DeepSpeed
DeepSpeed copied to clipboard
[REQUEST] torch.compile + DeepSpeed
I am looking into running DeepSpeed with torch.compile and facing multiple issues with respect to tracing the hooks.
DeepSpeed Stage 2 backward hook tracing with Compiled Autograd
- Accessing param.grad directly fails while tracing the model with AOTAutograd as the param.grad is not filled while tracing. This is not a recommended way of accessing the grad field with compiled autograd.
- Multiple parts of the implementation themselves lead to graph breaks like calling id(param)

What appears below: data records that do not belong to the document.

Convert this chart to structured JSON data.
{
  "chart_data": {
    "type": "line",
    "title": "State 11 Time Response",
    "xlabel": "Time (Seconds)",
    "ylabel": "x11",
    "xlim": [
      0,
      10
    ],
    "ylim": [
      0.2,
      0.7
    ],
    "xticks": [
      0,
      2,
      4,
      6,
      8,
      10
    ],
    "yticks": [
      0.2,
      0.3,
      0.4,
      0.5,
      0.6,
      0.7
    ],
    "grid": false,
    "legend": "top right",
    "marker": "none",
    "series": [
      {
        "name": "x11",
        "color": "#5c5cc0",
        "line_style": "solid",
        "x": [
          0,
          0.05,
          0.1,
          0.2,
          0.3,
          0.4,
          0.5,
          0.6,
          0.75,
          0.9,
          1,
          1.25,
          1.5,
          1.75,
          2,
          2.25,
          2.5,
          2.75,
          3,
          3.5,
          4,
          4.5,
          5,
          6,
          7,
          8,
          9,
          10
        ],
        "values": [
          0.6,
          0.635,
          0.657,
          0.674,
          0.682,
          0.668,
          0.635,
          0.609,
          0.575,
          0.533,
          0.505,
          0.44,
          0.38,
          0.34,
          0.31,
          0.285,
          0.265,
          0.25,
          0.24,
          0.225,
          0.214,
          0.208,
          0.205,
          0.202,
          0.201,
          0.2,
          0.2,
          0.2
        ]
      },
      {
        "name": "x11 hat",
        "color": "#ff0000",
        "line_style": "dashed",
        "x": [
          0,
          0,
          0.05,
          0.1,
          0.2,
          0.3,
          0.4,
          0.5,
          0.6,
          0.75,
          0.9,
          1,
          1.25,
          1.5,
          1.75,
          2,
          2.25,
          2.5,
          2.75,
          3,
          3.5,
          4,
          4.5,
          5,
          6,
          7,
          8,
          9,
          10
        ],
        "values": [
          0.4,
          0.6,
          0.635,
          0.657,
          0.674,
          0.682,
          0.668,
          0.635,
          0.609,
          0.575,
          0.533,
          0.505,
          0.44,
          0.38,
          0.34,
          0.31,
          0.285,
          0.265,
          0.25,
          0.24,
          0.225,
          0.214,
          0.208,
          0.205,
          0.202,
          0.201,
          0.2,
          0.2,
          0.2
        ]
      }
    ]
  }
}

With DeepSpeed Stage3 torch.compile itself fails while tracing the forward hook. Similar issue is present with tracing model parallelism.
There is an effort from Pytorch to make FSDP traceable. Is it possible to share if there is any effort to enable DeepSpeed with torch.compile or the list of features which are supported currently with torch.compile?
Hope to support as soon as possible. It is very useful for LLM.
Hi @sssiva81, @BobLiu20,
I submitted a draft PR #4878 to enable torch.compile. Please feel free to try. You can also check an example on Megatron-DeepSeed.
Thanks @tohtana . Is there any similar effort going on to enable Pipeline Parallelism with torch compile? Currently it fails if we torch.compile the pipeline module because of this assertion assert isinstance(model, deepspeed.PipelineEngine)
Hi @sssiva81, the assertion was fixed by #5197. Sorry for the delay.